While at Drexel, my concentration was community health and prevention. I learned how to plan and evaluate health education programs, communicate health information effectively, and utilize prevention principles in community settings. I started working at the Children’s Hospital of Philadelphia after I graduated, but quickly came to realize that being part of a massive hospital system was not fulfilling.
By this point I was getting frustrated. I just wanted to work with people and educate them on health topics. That’s when I figured out I needed to go back to school. (I love school by the way.) I knew that I wanted to incorporate some holistic medicine into what I would teach, so I did some research and discovered integrative medicine. It was easy to decide to go to Duke Integrative Medicine’s Professional Training Program because they are world renowned in health coaching. At about the same time that I started at Duke, I enrolled in a teacher training in Classical Yoga and plan to use yoga within my health coaching practice.

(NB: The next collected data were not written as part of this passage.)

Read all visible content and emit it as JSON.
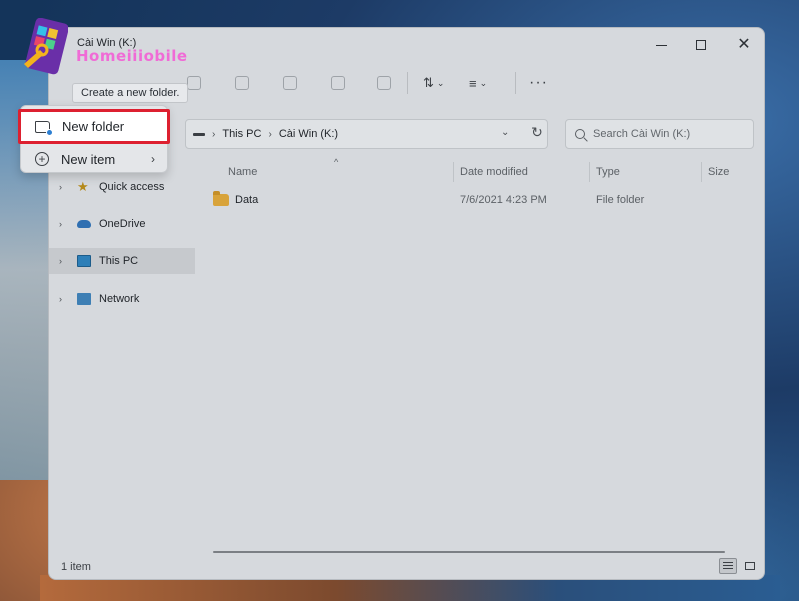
{
  "window": {
    "title": "Cài Win (K:)"
  },
  "toolbar": {
    "more_label": "···"
  },
  "tooltip": {
    "text": "Create a new folder."
  },
  "new_menu": {
    "items": [
      {
        "label": "New folder",
        "icon": "new-folder-icon",
        "highlighted": true
      },
      {
        "label": "New item",
        "icon": "plus-circle-icon",
        "has_submenu": true
      }
    ]
  },
  "address": {
    "crumbs": [
      "This PC",
      "Cài Win (K:)"
    ]
  },
  "search": {
    "placeholder": "Search Cài Win (K:)"
  },
  "nav": {
    "items": [
      {
        "label": "Quick access",
        "icon": "star-icon"
      },
      {
        "label": "OneDrive",
        "icon": "cloud-icon"
      },
      {
        "label": "This PC",
        "icon": "computer-icon",
        "selected": true
      },
      {
        "label": "Network",
        "icon": "network-icon"
      }
    ]
  },
  "columns": {
    "name": "Name",
    "date": "Date modified",
    "type": "Type",
    "size": "Size"
  },
  "files": [
    {
      "name": "Data",
      "date": "7/6/2021 4:23 PM",
      "type": "File folder",
      "size": ""
    }
  ],
  "status": {
    "count": "1 item"
  },
  "logo": {
    "text": "Homeiiiobile"
  },
  "colors": {
    "highlight_border": "#dd2030",
    "accent": "#2d7fd2",
    "logo_pink": "#f06bd6"
  }
}
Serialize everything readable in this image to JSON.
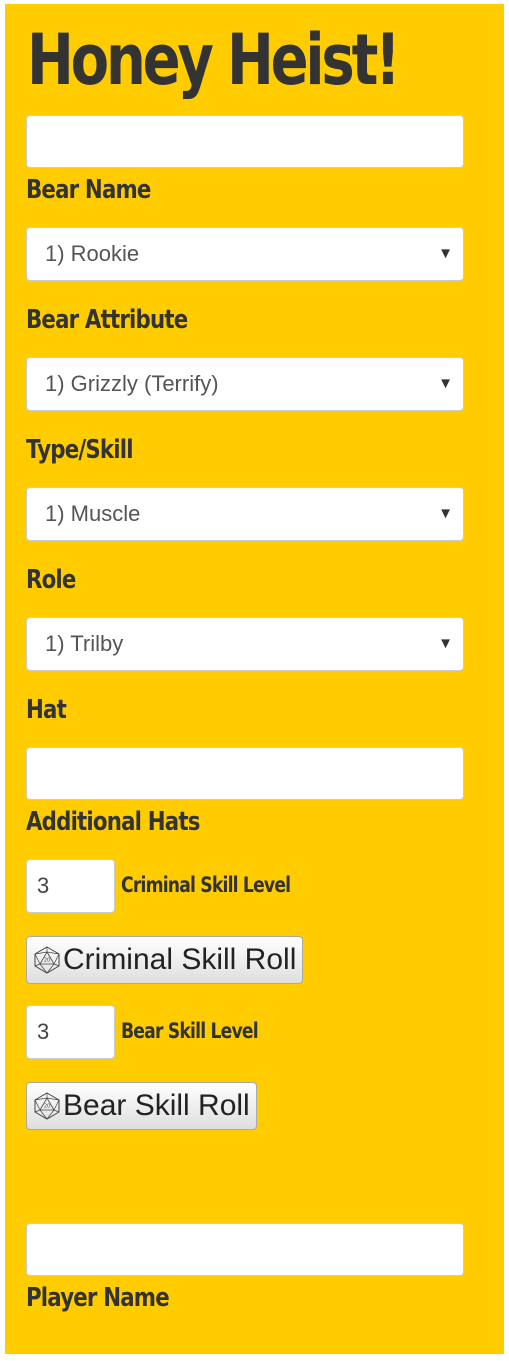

So that is how I got here. It seems I’ve been working on the “Professional and Personal Development” aspect of the Wheel of Health for quite some time. I am beyond excited to start this new adventure and am grateful for all the support and encouragement. It’s scary to follow my dreams and leave the safety and comfort of the “known,” but I am pretty sure it will be worth it.
I’d love to know- what aspect of self care are you working on?